Tuesday, 9 December 2014

Tree-rings reconstruct the South Asian summer monsoon index over the last millennium

The South Asian summer monsoon (SASM) is a major atmospheric synoptic climate system affecting nearly a quarter of the human population. Dr Rob Wilson, Department of Earth and Environmental Sciences, with co-authors from China have published a 1000-year-long reconstruction of SASM in the Nature Group journal Scientific Reports. They utilised 15 tree-ring chronologies to reconstruct the SASM index over the last millennium. The record generated is significantly correlated (r=0.7, p<0.01) with the instrumental SASMI record on annual timescales; this correlation is higher than that obtained in any previous study.
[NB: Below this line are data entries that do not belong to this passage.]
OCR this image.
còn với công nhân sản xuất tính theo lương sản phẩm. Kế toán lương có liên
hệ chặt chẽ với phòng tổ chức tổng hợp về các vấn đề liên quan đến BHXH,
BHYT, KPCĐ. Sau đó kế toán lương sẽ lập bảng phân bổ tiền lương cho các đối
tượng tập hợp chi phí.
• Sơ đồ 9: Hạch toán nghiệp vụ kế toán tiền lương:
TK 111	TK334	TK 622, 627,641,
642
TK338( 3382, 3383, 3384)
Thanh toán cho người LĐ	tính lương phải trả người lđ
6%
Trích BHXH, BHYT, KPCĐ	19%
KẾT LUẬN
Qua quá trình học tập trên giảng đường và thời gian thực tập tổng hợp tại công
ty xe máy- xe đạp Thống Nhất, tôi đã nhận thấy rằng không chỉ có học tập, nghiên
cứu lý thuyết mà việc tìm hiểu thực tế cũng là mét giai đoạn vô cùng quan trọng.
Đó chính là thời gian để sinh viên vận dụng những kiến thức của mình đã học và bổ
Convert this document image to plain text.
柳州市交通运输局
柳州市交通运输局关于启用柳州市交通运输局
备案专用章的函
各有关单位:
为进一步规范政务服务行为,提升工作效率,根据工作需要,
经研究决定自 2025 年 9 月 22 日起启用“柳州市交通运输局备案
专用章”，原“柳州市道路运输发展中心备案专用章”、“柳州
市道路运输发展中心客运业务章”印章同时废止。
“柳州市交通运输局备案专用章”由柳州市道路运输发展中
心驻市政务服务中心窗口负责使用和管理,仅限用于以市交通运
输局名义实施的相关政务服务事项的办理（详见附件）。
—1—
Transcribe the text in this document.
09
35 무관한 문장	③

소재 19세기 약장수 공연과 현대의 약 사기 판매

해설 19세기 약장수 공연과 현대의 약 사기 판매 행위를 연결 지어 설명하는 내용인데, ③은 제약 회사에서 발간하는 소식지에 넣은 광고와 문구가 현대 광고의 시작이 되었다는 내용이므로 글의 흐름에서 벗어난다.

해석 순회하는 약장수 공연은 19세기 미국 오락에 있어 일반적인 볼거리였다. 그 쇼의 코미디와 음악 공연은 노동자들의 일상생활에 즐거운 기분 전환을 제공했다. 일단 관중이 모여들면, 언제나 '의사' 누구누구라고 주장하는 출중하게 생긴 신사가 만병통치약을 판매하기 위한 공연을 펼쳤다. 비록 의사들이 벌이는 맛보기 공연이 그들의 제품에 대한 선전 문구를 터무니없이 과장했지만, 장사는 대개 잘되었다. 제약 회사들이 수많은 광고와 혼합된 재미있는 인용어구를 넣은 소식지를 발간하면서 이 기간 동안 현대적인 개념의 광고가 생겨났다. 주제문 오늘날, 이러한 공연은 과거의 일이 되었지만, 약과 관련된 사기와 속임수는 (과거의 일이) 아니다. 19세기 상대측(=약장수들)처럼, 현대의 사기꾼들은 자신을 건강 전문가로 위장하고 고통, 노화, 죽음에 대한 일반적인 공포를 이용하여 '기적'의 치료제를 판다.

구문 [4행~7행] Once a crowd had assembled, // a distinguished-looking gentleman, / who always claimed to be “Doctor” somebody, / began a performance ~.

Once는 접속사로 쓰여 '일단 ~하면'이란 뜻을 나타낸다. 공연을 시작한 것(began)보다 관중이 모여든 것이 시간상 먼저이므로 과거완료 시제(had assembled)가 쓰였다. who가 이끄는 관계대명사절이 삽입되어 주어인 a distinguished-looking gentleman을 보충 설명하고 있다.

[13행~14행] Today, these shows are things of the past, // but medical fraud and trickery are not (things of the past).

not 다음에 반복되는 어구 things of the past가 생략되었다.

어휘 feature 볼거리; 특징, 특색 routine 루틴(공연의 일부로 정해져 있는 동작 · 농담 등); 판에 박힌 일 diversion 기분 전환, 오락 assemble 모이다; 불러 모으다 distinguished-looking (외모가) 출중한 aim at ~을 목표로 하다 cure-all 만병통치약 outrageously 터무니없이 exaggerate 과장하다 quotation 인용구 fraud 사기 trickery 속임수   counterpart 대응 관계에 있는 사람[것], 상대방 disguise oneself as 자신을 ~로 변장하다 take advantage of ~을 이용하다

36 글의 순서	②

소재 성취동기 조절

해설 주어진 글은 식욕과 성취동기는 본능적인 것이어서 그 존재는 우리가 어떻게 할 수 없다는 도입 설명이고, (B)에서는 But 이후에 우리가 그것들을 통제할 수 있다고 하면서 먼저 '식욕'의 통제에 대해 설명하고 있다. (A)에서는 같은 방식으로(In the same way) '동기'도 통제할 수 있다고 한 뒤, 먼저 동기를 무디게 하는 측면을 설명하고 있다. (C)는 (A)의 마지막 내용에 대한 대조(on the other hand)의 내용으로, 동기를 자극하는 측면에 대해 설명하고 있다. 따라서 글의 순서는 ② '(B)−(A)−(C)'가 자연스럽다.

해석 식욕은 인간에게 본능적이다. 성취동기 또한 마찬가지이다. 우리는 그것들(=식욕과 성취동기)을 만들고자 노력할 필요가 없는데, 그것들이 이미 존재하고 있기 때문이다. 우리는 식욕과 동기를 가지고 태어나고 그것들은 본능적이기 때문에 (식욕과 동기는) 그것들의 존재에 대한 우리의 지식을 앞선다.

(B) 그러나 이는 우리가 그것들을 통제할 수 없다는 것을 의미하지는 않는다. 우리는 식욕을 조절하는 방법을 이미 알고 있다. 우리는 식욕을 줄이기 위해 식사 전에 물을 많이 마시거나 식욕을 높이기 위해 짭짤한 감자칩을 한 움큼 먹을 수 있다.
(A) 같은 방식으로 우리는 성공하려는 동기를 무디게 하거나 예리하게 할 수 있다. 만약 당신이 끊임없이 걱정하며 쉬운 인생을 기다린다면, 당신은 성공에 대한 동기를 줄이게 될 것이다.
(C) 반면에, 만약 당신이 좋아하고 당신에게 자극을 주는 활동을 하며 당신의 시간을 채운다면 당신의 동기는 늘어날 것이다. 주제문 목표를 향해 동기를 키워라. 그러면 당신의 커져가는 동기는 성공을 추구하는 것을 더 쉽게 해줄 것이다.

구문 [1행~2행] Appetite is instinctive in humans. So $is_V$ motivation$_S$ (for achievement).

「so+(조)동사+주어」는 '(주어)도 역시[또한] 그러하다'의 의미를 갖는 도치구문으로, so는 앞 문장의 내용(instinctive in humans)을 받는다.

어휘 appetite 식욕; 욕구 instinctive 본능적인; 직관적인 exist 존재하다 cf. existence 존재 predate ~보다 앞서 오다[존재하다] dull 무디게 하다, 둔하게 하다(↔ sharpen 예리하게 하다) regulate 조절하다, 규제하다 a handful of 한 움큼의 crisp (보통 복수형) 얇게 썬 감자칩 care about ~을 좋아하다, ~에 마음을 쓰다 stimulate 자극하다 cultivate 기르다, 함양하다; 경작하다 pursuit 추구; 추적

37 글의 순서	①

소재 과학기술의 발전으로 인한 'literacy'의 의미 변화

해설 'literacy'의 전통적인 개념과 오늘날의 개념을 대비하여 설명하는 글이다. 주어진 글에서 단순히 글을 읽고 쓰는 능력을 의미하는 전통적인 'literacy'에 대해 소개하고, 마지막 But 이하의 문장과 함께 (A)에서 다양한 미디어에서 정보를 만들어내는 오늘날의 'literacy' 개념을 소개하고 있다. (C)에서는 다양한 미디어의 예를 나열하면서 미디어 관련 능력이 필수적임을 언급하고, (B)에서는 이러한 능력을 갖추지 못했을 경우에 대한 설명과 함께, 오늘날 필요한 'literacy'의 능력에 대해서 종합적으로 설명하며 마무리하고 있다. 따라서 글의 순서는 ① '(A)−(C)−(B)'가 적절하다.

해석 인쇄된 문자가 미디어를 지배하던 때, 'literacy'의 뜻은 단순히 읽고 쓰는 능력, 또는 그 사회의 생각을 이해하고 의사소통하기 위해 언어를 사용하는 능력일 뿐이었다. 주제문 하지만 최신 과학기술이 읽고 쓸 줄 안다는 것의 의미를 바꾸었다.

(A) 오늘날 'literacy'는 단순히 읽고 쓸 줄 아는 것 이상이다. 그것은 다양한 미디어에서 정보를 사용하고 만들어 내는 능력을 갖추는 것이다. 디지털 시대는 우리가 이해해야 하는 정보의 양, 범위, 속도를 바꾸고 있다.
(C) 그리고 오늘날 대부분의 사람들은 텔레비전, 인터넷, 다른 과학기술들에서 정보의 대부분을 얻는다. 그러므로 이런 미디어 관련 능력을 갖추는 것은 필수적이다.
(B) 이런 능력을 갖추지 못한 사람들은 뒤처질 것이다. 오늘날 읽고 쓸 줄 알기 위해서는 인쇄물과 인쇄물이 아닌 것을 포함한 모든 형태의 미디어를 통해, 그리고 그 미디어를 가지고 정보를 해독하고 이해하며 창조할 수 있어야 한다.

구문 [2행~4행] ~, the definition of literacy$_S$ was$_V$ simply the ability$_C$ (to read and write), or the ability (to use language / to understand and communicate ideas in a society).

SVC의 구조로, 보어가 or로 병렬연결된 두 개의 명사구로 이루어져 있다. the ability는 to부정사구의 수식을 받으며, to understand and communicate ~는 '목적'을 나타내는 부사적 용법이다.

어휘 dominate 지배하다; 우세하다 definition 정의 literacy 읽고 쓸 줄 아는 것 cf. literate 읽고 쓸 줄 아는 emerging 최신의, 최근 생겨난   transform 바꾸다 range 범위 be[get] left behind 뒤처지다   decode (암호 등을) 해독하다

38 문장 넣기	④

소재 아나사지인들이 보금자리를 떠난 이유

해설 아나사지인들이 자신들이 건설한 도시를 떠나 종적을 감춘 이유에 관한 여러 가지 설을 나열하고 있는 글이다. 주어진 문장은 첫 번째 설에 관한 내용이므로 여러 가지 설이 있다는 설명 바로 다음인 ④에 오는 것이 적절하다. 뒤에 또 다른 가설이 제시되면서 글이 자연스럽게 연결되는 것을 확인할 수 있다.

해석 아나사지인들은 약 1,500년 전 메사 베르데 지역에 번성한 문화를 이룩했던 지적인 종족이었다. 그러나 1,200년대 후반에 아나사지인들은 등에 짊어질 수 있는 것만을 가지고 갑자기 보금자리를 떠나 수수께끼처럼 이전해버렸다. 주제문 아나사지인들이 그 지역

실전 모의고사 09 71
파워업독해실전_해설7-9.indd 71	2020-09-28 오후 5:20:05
The reconstructed SASMI captures 18 of 26 (69%) recorded historical famine events in India over the last millennium; notably, 11 of 16 short events with durations of 1–3 years are accurately depicted in the reconstruction. Moreover, the reconstructed SASMI is positively correlated with variations in total solar irradiance (TSI) on multi-decadal timescales implying that variations in solar activity may influence the SASM. Epoch analysis additionallyindicates that volcanic events may also drive some of the SASM variability about 2 years after major eruptions.

Figure: Time series of the reconstructed South
Asian summer monsoon index (SASMI) and total
solar irradiance (TSI) over the last millennium.

Shi, F., Li, J., and Wilson, R. 2014. A tree-ring reconstruction of the South Asian summer monsoon index over the past millennium. Scientific Reports, 4 (6739). DOI: 10.1038/srep06739.